Credit: 100 Balls by Giedrius Tazunas Screenshots

100 Balls. Eight cups. And three versions of the same smart phone game

The new smartphone game seems to gaining popularity as fast as Candy Crush. But its also gaining copycat apps


Credit: 100 Balls by Giedrius Tazunas Screenshots

Credit: 100 Balls by Giedrius Tazunas Screenshots

100 balls. Eight cups. Sounds like a the equipment for a beer pong game, but its actually the basis of a new smartphone game that seems to heating up as fast as Candy Crush or Angry Birds.

In the game, eight cups circulate around the screen, while balls pile up in a ball bank by the top that has a shoot that drops the balls down the center of the screen. The object is to get the balls into the cups when a specific cup sits directly under the shoot and users get points for how many balls they make in. If a user gets no balls in a cup, that cup gets eliminated. Balls that make it into cups are recycled and sent back to the bank, while balls that miss the cups disappear. If you lose all your balls, you lose the game.

The game is acquiring downloads fast, but oddly enough, another thing it seems to be acquiring is copycat apps.

Who came first?

From our research, the first version of the game appears to come from independent Lithuanian developer Giedrius Tazunas, who first released the game, called 100 Balls, on the iTunes store on April 15. The game faced immediate success in the U.S., the U.K., and around the world. According to Dalius Lapėnas, a spokesperson for Tazunas, the game is acquiring about 30,000 downloads an hour and currently has about six million downloads.

Meanwhile, earlier this month, two other versions of 100 Balls were released on the Google Play app store, both by different developers. The first is also titled 100 Balls and launched May 5. It was developed by Slovenian developer team FreaXator Games, which makes PC and Android games. According to Žan Korošec of FreaXator, the app has 200,000 downloads and that number is growing fast.

Next came 100 Balls Pro on the Google Play app store, uploaded by Peach Fuzz Software. This app appears to be created by Atlanta, Ga., developer Jeffrey Hobbs, who could not immediately be reached for comment for this story. This app was last updated May 13 and has been downloaded between 10,000 and 50,000 times, according to Google Play.

The three apps are virtually identical. So it seems logical that the Tazunas app is the first since it appears to be the first one released.

“None of the apps on the Google play market were related by us and those are clones of the original one,” Lapėnas, of the Tazunas iTunes version, told Geektime when asked about the similarity of the apps. “Most of the clones on the Android market were created just after our success in the US/UK App Stores. We’re in the progress to take legal actions against them. We don’t expect much success on that, but that’s the way forward..we think.”

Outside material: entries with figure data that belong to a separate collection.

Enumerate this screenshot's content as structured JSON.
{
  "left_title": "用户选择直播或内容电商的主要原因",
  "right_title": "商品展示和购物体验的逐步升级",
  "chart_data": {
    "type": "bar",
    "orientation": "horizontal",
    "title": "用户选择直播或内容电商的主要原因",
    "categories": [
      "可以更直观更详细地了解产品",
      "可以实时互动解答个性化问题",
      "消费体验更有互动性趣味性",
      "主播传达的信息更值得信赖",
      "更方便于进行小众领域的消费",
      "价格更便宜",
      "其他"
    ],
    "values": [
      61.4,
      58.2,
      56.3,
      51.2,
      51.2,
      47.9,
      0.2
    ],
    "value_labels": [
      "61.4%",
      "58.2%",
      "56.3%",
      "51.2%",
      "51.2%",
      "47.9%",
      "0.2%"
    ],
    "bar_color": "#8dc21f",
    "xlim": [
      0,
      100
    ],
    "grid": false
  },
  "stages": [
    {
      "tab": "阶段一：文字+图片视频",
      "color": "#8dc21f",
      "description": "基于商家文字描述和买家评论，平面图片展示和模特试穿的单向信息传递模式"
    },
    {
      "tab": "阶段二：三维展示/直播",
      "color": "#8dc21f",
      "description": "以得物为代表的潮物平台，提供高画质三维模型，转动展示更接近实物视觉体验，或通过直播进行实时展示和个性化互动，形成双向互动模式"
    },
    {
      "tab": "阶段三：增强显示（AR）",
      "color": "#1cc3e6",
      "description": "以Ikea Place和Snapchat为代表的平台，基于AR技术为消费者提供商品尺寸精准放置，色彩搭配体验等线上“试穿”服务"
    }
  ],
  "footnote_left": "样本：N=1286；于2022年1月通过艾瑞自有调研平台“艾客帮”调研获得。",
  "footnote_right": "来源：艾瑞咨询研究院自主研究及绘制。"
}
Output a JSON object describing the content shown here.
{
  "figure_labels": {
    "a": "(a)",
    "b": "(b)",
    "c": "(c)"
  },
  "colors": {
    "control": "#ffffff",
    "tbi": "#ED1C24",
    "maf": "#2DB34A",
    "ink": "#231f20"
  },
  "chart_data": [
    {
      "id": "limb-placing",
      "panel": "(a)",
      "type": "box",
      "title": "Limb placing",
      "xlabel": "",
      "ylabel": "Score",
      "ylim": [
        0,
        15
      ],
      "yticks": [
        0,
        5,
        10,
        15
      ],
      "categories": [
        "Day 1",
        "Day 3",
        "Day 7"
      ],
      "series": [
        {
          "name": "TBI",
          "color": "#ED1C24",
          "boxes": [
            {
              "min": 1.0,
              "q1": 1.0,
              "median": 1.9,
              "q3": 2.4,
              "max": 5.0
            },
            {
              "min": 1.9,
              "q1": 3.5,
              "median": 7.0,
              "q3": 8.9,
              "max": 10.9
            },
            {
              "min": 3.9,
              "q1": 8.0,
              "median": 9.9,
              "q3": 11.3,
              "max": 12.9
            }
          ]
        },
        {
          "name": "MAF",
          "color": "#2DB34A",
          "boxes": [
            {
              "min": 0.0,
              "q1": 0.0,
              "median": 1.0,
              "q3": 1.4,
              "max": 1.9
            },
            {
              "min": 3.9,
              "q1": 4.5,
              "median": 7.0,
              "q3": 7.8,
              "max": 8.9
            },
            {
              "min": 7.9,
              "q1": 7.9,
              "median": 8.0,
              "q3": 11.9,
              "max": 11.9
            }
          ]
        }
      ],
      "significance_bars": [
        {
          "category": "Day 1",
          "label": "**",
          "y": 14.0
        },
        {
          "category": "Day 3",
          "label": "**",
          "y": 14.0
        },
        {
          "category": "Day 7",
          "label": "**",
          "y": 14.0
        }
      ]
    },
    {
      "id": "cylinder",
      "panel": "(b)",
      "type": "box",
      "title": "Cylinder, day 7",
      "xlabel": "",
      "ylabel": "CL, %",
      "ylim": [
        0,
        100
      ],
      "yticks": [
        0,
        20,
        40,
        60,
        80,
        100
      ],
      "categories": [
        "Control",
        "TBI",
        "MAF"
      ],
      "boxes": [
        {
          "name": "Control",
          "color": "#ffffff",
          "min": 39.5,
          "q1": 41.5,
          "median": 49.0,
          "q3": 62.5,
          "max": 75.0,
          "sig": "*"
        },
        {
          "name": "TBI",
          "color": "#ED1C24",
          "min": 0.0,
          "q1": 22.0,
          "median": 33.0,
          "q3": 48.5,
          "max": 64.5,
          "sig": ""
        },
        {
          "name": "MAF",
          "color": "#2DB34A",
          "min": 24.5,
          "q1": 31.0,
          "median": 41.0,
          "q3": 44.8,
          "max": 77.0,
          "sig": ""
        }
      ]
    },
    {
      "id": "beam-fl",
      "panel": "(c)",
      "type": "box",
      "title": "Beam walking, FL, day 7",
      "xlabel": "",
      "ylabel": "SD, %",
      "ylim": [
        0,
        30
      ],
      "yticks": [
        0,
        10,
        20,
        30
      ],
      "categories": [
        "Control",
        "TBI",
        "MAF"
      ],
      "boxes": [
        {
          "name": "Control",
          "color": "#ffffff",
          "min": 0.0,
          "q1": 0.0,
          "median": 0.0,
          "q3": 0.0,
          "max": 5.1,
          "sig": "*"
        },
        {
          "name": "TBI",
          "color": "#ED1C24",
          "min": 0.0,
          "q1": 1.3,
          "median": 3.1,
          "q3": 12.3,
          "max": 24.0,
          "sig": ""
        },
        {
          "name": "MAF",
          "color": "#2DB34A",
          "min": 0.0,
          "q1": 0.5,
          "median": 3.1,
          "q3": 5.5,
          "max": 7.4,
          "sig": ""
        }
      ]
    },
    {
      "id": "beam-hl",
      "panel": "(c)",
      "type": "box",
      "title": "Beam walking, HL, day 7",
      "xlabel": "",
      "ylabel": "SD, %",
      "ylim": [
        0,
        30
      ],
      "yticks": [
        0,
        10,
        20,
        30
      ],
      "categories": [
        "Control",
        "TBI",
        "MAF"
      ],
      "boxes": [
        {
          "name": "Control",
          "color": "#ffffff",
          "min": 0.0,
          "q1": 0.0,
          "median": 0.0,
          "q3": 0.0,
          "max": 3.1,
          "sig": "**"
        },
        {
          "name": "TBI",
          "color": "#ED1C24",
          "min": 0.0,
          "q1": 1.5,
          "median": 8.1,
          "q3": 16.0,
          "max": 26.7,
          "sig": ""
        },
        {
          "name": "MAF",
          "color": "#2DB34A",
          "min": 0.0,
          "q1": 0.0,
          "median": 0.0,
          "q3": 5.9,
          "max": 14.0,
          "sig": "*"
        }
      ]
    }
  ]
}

On the other hand, Korošec of the FreaXator version said: “We are not in any way connected nor associated with any other development team. Our game is entirely our own product and any resemblance it may have to other apps is purely coincidental. I believe that anyone who helps in the creation of new applications, deserves some gratitude and wish them best of luck.”

Coincidental? The apps look virtually the same, it seems highly unlikely that any differences between the games would be coincidental.

Tazunas, however, is not going to back down and has other plans to battle future copycats.

“We’re in progress of releasing a successor for 100 Balls so we’ll see how quickly and how many clones we’ll get,” Lapėnas said. “As for Android market, we’re thinking about releasing Android games at the same time as iOS in the future to avoid copyright violations happening. Nope, our apps are not related with each other so far but the upcoming one will be.”

We’re looking forward to the next app. With its momentum, 100 Balls may just be the next game you and all your friends are playing when you get bored with Candy Crush.